Christian Tismer tismer at tismer.com
Wed May 17 10:27:36 EDT 2000


Jeff Senn wrote:
> 
> Christian Tismer <tismer at tismer.com> writes:
> > > In fact, he commented that making C itself stackless would be too hard
> > > to really consider seriously and nobody in the community would
> > > appreciate it at all.
> >
> > Yes. It would be hard to make portable.
> > Instead, I'm trying to get rid of C and want
> > to use a language where I can control stacks
> > more easily. The last barrier in Stackless Python is
> > to make a couple of internal functions stackless as well,
> > but it is so hard in C that I need another bytecode
> > interpreter to do that.
> > Well, guess what that should be.
> 
> Hm -- I've been trying to find a way to explain the "stackless zen".
> 
> It seems that we all (people who write high level software) take the
> program stack, as a method of flow control and messaging between
> function invocation, as a given.  Really the stack is just another
> data/object type -- not any more special than a queue or a heap...

That's the right perception. The problem is that current compiler
layout doesn't give us a chance to handle the stack as yet another
data structure in a portable way.
The C stack today has the builtin promise that, after calling
some functions, you will walk back exactly in reverse order.
Stacklessness means breaking this promise.
This cannot be done with the C stack in a portable way.

> Given our usually math notation, methods of functional composition and
> early compiler/OS development I'm not surprised that the stack is
> viewed so.  (Consider as a counter example how asynchronous circuit
> design is done and microcode is developed)
> 
> IMHO this dependence on making the stack of higher importance has made
> the implementation of multi-"threaded" operating systems complex and
> limited the ways in which alternative approaches could reduce the
> difficulty of implementation of async/parallel systems.

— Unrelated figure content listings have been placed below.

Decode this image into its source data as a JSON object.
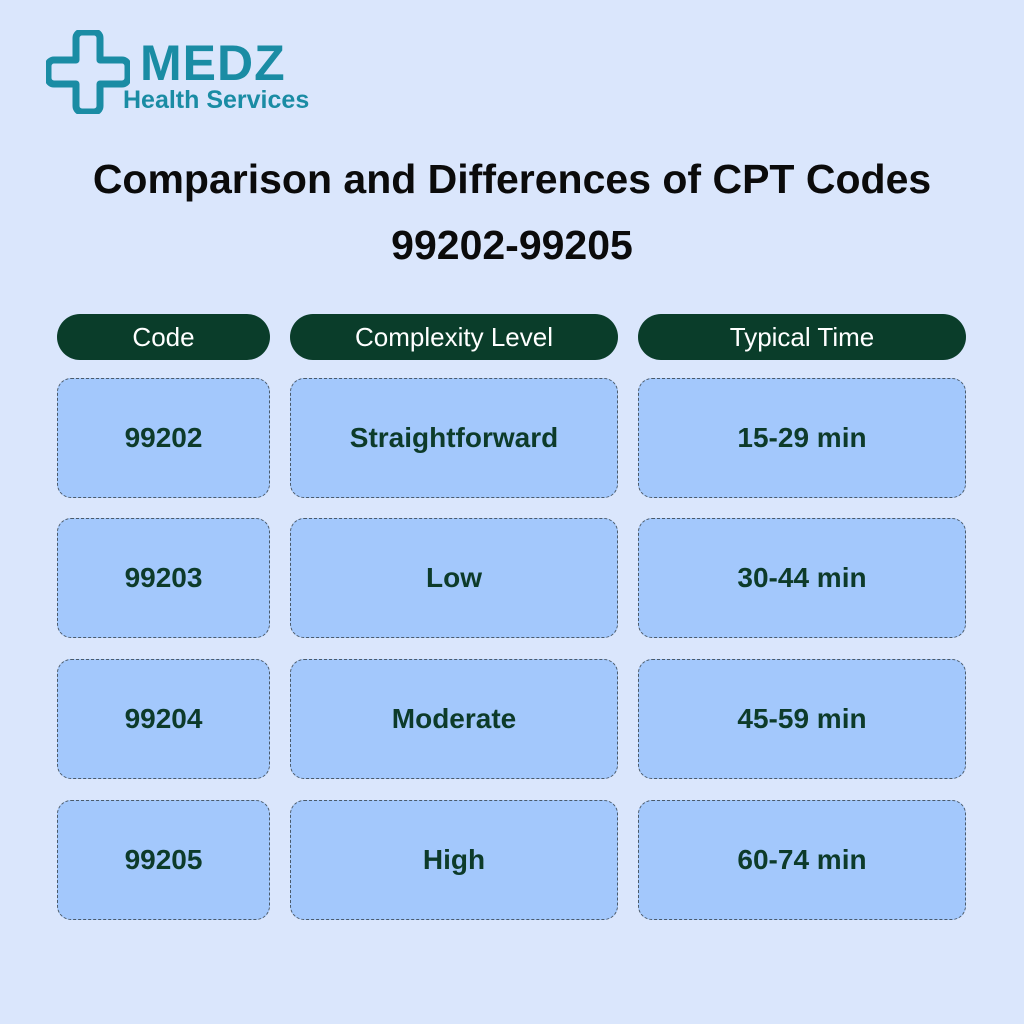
{
  "header": {
    "brand": "MEDZ",
    "tagline": "Health Services"
  },
  "title": "Comparison and Differences of CPT Codes 99202-99205",
  "table": {
    "columns": [
      "Code",
      "Complexity Level",
      "Typical Time"
    ],
    "rows": [
      [
        "99202",
        "Straightforward",
        "15-29 min"
      ],
      [
        "99203",
        "Low",
        "30-44 min"
      ],
      [
        "99204",
        "Moderate",
        "45-59 min"
      ],
      [
        "99205",
        "High",
        "60-74 min"
      ]
    ]
  }
}
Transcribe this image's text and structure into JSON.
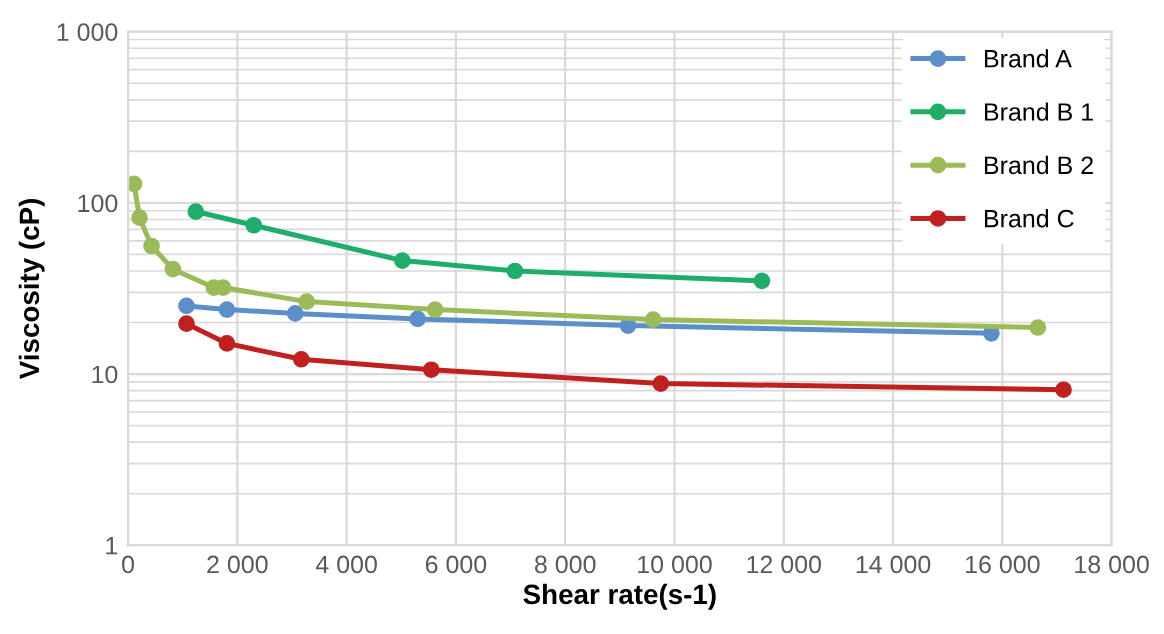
{
  "chart_data": {
    "type": "line",
    "xlabel": "Shear rate(s-1)",
    "ylabel": "Viscosity (cP)",
    "log": "y",
    "grid": true,
    "legend": "top right",
    "marker": "circle",
    "line_style": "solid",
    "xlim": [
      0,
      18000
    ],
    "xticks": [
      0,
      {
        "value": 2000,
        "label": "2 000"
      },
      {
        "value": 4000,
        "label": "4 000"
      },
      {
        "value": 6000,
        "label": "6 000"
      },
      {
        "value": 8000,
        "label": "8 000"
      },
      {
        "value": 10000,
        "label": "10 000"
      },
      {
        "value": 12000,
        "label": "12 000"
      },
      {
        "value": 14000,
        "label": "14 000"
      },
      {
        "value": 16000,
        "label": "16 000"
      },
      {
        "value": 18000,
        "label": "18 000"
      }
    ],
    "ylim": [
      1,
      1000
    ],
    "yticks": [
      1,
      10,
      100,
      {
        "value": 1000,
        "label": "1 000"
      }
    ],
    "series": [
      {
        "name": "Brand A",
        "color": "#5b8fc9",
        "x": [
          1070,
          1810,
          3060,
          5300,
          9150,
          15800
        ],
        "values": [
          25,
          23.8,
          22.6,
          21,
          19.2,
          17.3
        ]
      },
      {
        "name": "Brand B 1",
        "color": "#1fae6a",
        "x": [
          1240,
          2300,
          5020,
          7080,
          11600
        ],
        "values": [
          89,
          74,
          46,
          40,
          35
        ]
      },
      {
        "name": "Brand B 2",
        "color": "#9bbb59",
        "x": [
          110,
          210,
          430,
          820,
          1570,
          1740,
          3270,
          5620,
          9610,
          16650
        ],
        "values": [
          129,
          82,
          56,
          41,
          32,
          32,
          26.5,
          23.8,
          20.8,
          18.7
        ]
      },
      {
        "name": "Brand C",
        "color": "#c0201f",
        "x": [
          1070,
          1810,
          3170,
          5550,
          9750,
          17120
        ],
        "values": [
          19.7,
          15.1,
          12.2,
          10.6,
          8.8,
          8.1
        ]
      }
    ]
  }
}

Yes. After all, I consider the stack-oriented hardware that
is everywhere around today as a huge design mistake.
Early processors didn't have that. It evolved in support
for high level languages, and the designers stopped to
think of alternatives. Not it appears that even these high
level languages are the showstopper, and all this stack-enforcement
is completely artificial.

Stacklessness doesn't mean "no stack whatsoever". For many small
tasks, stacks are the way to go.
It means "have a stack where it makes sense, but don't be forced to."